Однако если механический нарратив и доминирует в культуре, из этого не следует, что он интеллектуально точен или экзистенциально адекватен. Просто он вышел на передний план и когда-нибудь отойдет обратно. Есть и другие истории о поисках смысла, другие точки зрения, которые наша культура оттесняет на периферию. А нам иногда нужно двигаться дальше и возрождать старые представления, которые подавляли и замалчивали не потому, что они неправильные, а потому, что они неудобные и по сути своей подрывные. Культурная история науки и религии – едва ли не лучший тому пример.
Рассмотрим ее подробнее.
Истории о науке и религии
Отдельные группы в пределах тех или иных культур рассказывают свои истории, чтобы подтвердить и закрепить собственные притязания на мудрость и авторитет, с одной стороны, и исключить тех, кто может их оспорить, – с другой. Как мы уже отмечали, философ и культуролог Чарльз Тейлор показал, как определенные метанарративы выходят на главенствующие позиции, даже если они слабо укоренены в реальности [50] Charles Taylor , «A Secular Age», Cambridge, MA: Belknap Press, 2007.
. А когда кто-то пытается оспорить эти доминирующие нарративы или отказаться от них, это представляют как признак иррациональности. Однако те, у кого хватает мудрости сомневаться в них, впоследствии считаются пророками, великими мыслителями, далеко опередившими свое время.

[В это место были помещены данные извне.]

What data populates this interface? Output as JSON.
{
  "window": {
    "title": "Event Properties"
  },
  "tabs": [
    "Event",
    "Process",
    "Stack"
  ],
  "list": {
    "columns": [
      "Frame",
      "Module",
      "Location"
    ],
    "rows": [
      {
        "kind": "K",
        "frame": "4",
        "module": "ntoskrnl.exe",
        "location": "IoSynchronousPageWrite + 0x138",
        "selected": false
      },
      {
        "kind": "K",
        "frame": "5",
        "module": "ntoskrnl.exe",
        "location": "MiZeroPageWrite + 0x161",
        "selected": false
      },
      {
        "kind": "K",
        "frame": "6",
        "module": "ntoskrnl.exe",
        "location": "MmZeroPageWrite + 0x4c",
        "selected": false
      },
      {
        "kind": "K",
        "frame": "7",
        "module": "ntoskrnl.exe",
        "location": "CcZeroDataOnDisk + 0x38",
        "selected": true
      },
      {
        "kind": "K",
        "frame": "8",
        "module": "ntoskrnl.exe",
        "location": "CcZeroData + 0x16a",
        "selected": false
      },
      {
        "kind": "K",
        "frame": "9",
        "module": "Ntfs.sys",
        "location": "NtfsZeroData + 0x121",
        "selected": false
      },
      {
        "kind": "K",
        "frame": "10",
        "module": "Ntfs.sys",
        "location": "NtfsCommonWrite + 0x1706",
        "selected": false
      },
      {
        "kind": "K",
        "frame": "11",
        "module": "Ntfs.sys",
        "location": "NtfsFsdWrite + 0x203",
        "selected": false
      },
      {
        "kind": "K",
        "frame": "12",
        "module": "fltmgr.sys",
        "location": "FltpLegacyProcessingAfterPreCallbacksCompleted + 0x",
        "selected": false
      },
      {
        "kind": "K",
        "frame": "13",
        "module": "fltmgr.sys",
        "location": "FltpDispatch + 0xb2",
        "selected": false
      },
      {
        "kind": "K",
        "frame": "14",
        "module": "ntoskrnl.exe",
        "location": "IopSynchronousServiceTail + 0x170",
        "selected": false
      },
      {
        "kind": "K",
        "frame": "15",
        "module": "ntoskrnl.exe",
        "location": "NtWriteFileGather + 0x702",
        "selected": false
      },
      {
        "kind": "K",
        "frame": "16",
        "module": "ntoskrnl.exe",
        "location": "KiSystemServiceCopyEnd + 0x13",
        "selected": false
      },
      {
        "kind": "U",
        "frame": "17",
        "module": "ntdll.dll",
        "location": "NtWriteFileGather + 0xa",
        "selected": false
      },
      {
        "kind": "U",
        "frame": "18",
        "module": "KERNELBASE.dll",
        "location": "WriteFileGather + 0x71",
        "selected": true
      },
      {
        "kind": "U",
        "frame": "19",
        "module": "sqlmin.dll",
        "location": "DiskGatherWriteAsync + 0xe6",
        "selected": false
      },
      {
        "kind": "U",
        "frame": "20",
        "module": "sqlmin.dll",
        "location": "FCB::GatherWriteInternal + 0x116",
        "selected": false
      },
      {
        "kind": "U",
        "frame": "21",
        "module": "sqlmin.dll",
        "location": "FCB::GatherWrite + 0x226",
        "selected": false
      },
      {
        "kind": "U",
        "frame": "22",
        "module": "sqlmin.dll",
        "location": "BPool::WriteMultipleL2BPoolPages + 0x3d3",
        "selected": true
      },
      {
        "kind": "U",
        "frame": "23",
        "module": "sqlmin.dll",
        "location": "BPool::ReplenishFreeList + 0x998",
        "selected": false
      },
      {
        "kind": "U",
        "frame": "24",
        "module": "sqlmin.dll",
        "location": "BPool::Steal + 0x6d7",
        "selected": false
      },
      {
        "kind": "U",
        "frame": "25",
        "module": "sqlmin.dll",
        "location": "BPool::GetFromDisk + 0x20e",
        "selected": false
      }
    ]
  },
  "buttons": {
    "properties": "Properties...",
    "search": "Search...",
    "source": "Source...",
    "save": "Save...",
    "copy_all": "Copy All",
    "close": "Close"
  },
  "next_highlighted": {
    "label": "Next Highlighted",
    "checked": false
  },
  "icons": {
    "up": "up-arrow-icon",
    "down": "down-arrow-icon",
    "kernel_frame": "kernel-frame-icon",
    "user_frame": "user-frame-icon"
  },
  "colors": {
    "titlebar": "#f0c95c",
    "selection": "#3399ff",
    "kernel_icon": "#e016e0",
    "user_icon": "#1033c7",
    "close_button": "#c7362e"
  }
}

Выдающийся философ-постмодернист Мишель Фуко (1926–1984) прославился изучением проблемы безумия в эпоху Средневековья и в Новое время [51] Michel Foucault , «Madness and Civilization: A History of Insanity in the Age of Reason», London: Routledge, 1995.

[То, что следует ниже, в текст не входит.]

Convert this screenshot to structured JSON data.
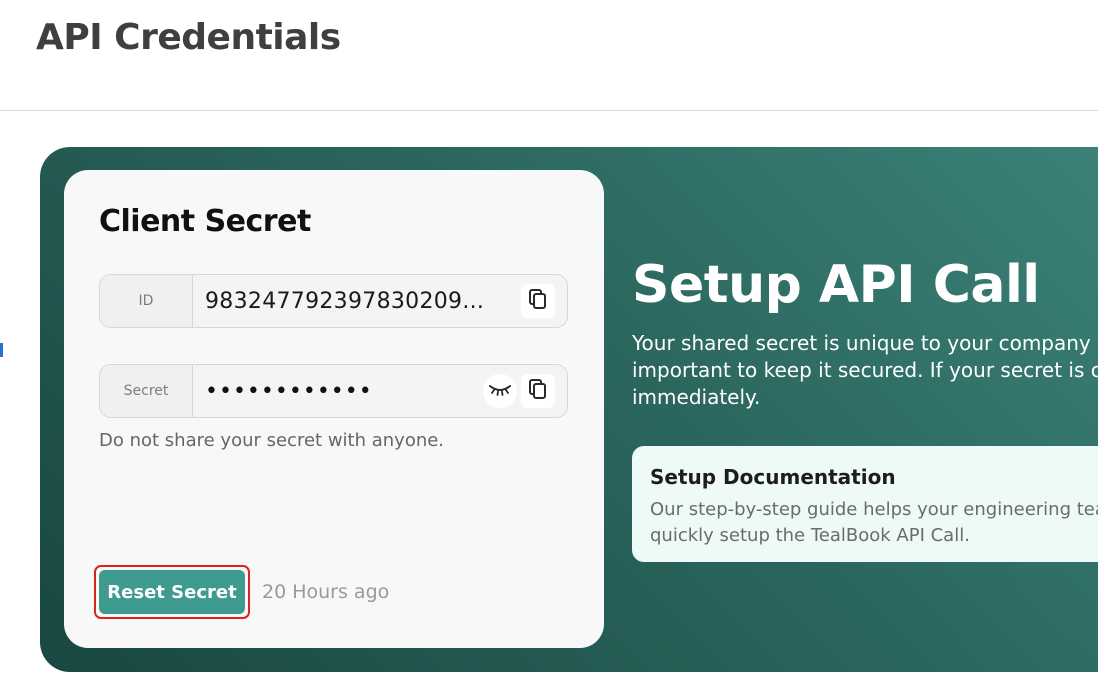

. Почему эта работа оказалась такой влиятельной? Потому что показала, как власти зачастую применяли клеймо «безумие» вовсе не для обозначения душевных недугов, а как оружие в борьбе с подрывными, неудобными взглядами, представлявшими реальную угрозу для политических и культурных институтов. Нейтрализовать опасные идеи проще всего, если назвать их безумными. Интеллектуальную диктатуру маскировали под деяния на благо общества.

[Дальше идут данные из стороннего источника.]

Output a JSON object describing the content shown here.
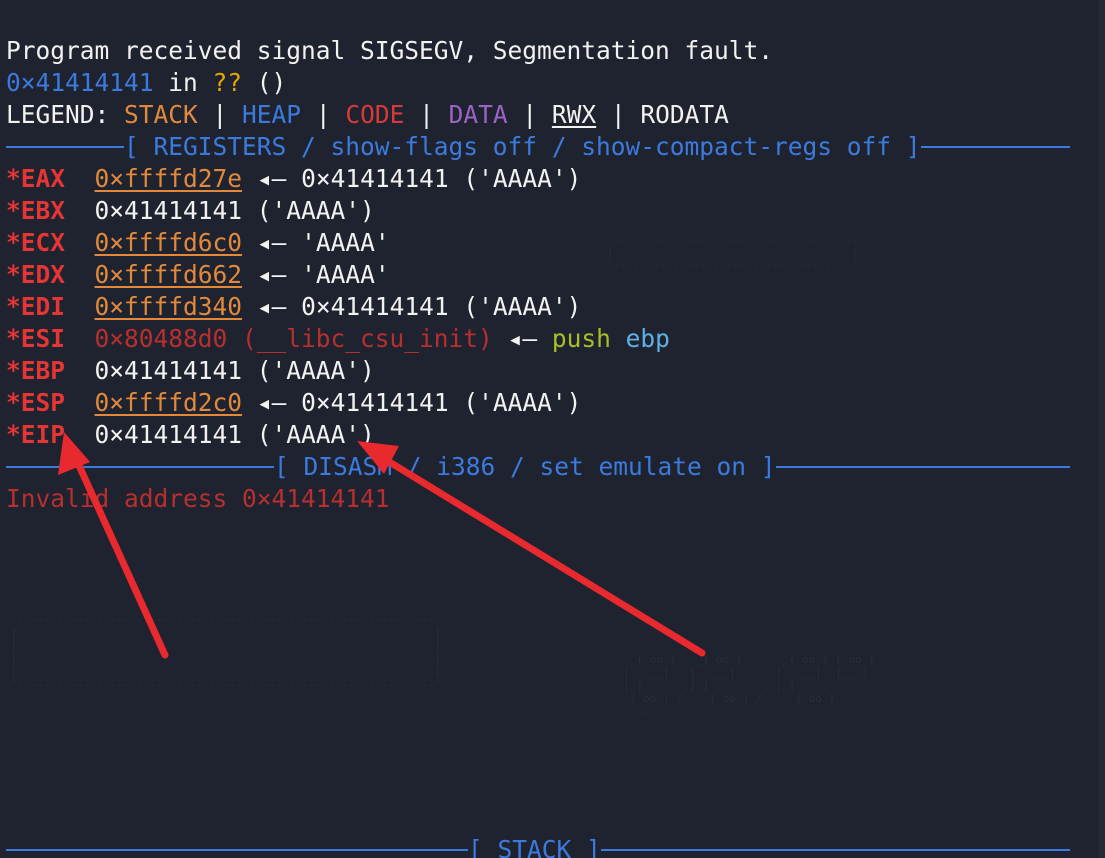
{
  "signal_line": "Program received signal SIGSEGV, Segmentation fault.",
  "location": {
    "addr": "0×41414141",
    "in": " in ",
    "func": "??",
    "args": " ()"
  },
  "legend": {
    "prefix": "LEGEND: ",
    "stack": "STACK",
    "heap": "HEAP",
    "code": "CODE",
    "data": "DATA",
    "rwx": "RWX",
    "rodata": "RODATA",
    "bar": " | "
  },
  "sections": {
    "registers": "[ REGISTERS / show-flags off / show-compact-regs off ]",
    "disasm": "[ DISASM / i386 / set emulate on ]",
    "stack": "[ STACK ]"
  },
  "registers": [
    {
      "star": "*",
      "name": "EAX",
      "value": "0×ffffd27e",
      "arrow": " ◂— ",
      "target": "0×41414141 ('AAAA')"
    },
    {
      "star": "*",
      "name": "EBX",
      "value": "0×41414141 ('AAAA')"
    },
    {
      "star": "*",
      "name": "ECX",
      "value": "0×ffffd6c0",
      "arrow": " ◂— ",
      "target": "'AAAA'"
    },
    {
      "star": "*",
      "name": "EDX",
      "value": "0×ffffd662",
      "arrow": " ◂— ",
      "target": "'AAAA'"
    },
    {
      "star": "*",
      "name": "EDI",
      "value": "0×ffffd340",
      "arrow": " ◂— ",
      "target": "0×41414141 ('AAAA')"
    },
    {
      "star": "*",
      "name": "ESI",
      "value": "0×80488d0 (__libc_csu_init)",
      "arrow": " ◂— ",
      "op": "push",
      "operand": " ebp"
    },
    {
      "star": "*",
      "name": "EBP",
      "value": "0×41414141 ('AAAA')"
    },
    {
      "star": "*",
      "name": "ESP",
      "value": "0×ffffd2c0",
      "arrow": " ◂— ",
      "target": "0×41414141 ('AAAA')"
    },
    {
      "star": "*",
      "name": "EIP",
      "value": "0×41414141 ('AAAA')"
    }
  ],
  "disasm_error": "Invalid address 0×41414141",
  "colors": {
    "background": "#1f222f",
    "register_name": "#e53535",
    "stack": "#e18a3b",
    "heap": "#3b7bde",
    "code": "#d83a3a",
    "data": "#9a63c4",
    "annotation_arrow": "#e8292e"
  }
}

Точно так же обстояло дело с карательной психиатрией в СССР, где политических и религиозных диссидентов отправляли в психиатрические больницы. Эти люди были совершенно здоровы, просто придерживались воззрений, угрожавших официальной идеологии СССР. При этом одним выстрелом убивали сразу двух зайцев – и изолировали диссидентов от общества, и отметали их идеи как «безумные». К сожалению, подобный подход к демонизации веры характерен и для нового атеизма. Снисходительное замечание Ричарда Докинза, что вера – это «разновидность психического заболевания», в далекие восьмидесятые казалось смелым и тонким, но сейчас в нем слышится недовольное ворчание ретрограда [52] Richard Dawkins , «The Selfish Gene», 2 nd ed., Oxford: Oxford University Press, 1989, p. 330 (этот отрывок добавлен во втором издании).
.
Между тем истории, доминирующие в культуре, берутся не из воздуха. Как показывали культурологи-аналитики со времен Антонио Грамши (1891–1937), их создают и продвигают культурные и властные авторитеты. Одни интеллектуалы «состоят в заговоре» с доминирующими культурными нарративами, другие подвергают эти нарративы сомнению. И зачастую самые мощные доводы против доминирующих культурных нарративов выдвигают именно ученые. Физик Фримен Дайсон в эссе «The Scientist as Rebel» («Ученый как мятежник») провозгласил: «Наука в любой культуре – это союз людей свободных духом, восстающих против местной тирании, которой любая культура подвергает своих чад» [53] Freeman Dyson , «The Scientist as Rebel», в кн. «Nature’s Imagination: The Frontiers of Scientific Vision», ed. John Cornwell, Oxford: Oxford University Press, 1995, pp. 1–11.
. Наука очень часто бросает вызов культурным авторитетам, в том числе и религиозному истеблишменту.